Pretty hefty humbling for the Swabians in Saxony on Friday evening. Stuttgart gave us German football watchers studying the Round Two curtain-raiser some initial hope that a sensation could be secured. After a very strong first-half, however, all went to pot. Marco Rose’s German Red Bulls ran roughshod over their guests. The Württembergers still haven’t beaten Leipzig at home. To the collective chagrin of footballing purists across the Bundesrepublik, Leipzig now truly look to be unstoppable.

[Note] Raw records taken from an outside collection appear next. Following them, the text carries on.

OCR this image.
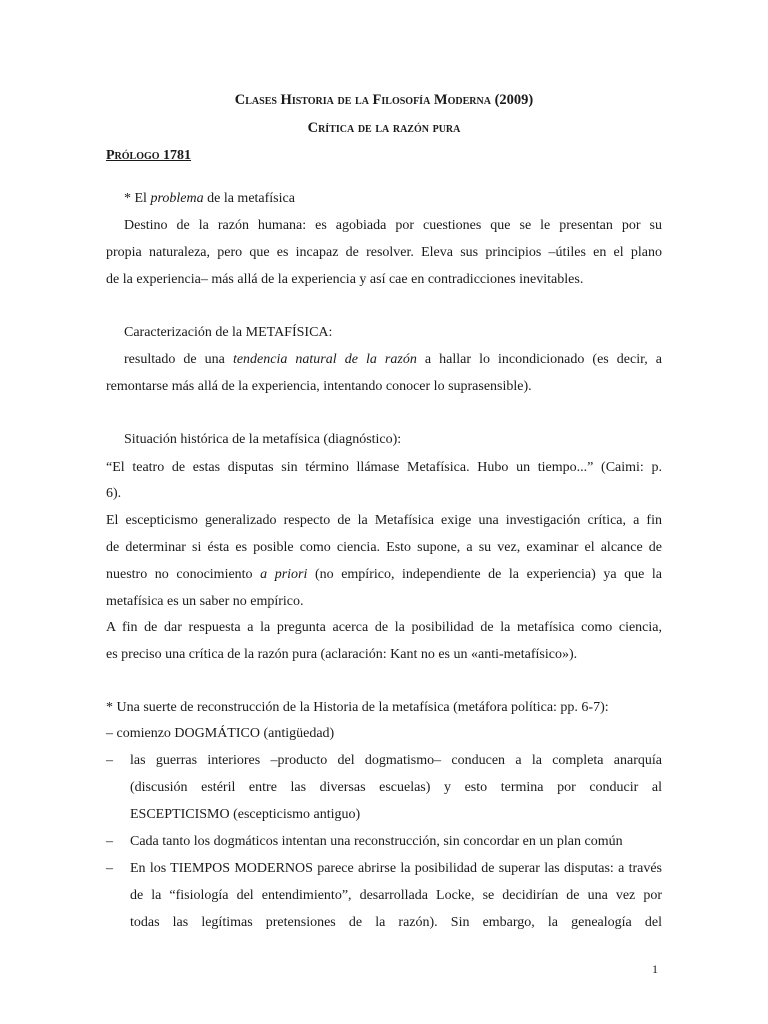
Clases Historia de la Filosofía Moderna (2009)
Crítica de la razón pura
Prólogo 1781
* El problema de la metafísica
Destino de la razón humana: es agobiada por cuestiones que se le presentan por su
propia naturaleza, pero que es incapaz de resolver. Eleva sus principios –útiles en el plano
de la experiencia– más allá de la experiencia y así cae en contradicciones inevitables.
Caracterización de la METAFÍSICA:
resultado de una tendencia natural de la razón a hallar lo incondicionado (es decir, a
remontarse más allá de la experiencia, intentando conocer lo suprasensible).
Situación histórica de la metafísica (diagnóstico):
“El teatro de estas disputas sin término llámase Metafísica. Hubo un tiempo...” (Caimi: p.
6).
El escepticismo generalizado respecto de la Metafísica exige una investigación crítica, a fin
de determinar si ésta es posible como ciencia. Esto supone, a su vez, examinar el alcance de
nuestro no conocimiento a priori (no empírico, independiente de la experiencia) ya que la
metafísica es un saber no empírico.
A fin de dar respuesta a la pregunta acerca de la posibilidad de la metafísica como ciencia,
es preciso una crítica de la razón pura (aclaración: Kant no es un «anti-metafísico»).
* Una suerte de reconstrucción de la Historia de la metafísica (metáfora política: pp. 6-7):
– comienzo DOGMÁTICO (antigüedad)
– las guerras interiores –producto del dogmatismo– conducen a la completa anarquía
(discusión estéril entre las diversas escuelas) y esto termina por conducir al
ESCEPTICISMO (escepticismo antiguo)
– Cada tanto los dogmáticos intentan una reconstrucción, sin concordar en un plan común
– En los TIEMPOS MODERNOS parece abrirse la posibilidad de superar las disputas: a través
de la “fisiología del entendimiento”, desarrollada Locke, se decidirían de una vez por
todas las legítimas pretensiones de la razón). Sin embargo, la genealogía del
1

There were certainly some questions to ponder after the Friday night affair. The big topic making the rounds in German footballing circles obviously revolves around the performance of VfB’s on-loan Bayern keeper Alexander Nübel. As we were discussing last week, Germans nervously wondering where our next national team’s net-minder shall come from are scrutinizing just about every move one of our native back-stops makes this year. Nübel himself remains a highly controversial figure stuck in a harsh limelight he’d rather avoid.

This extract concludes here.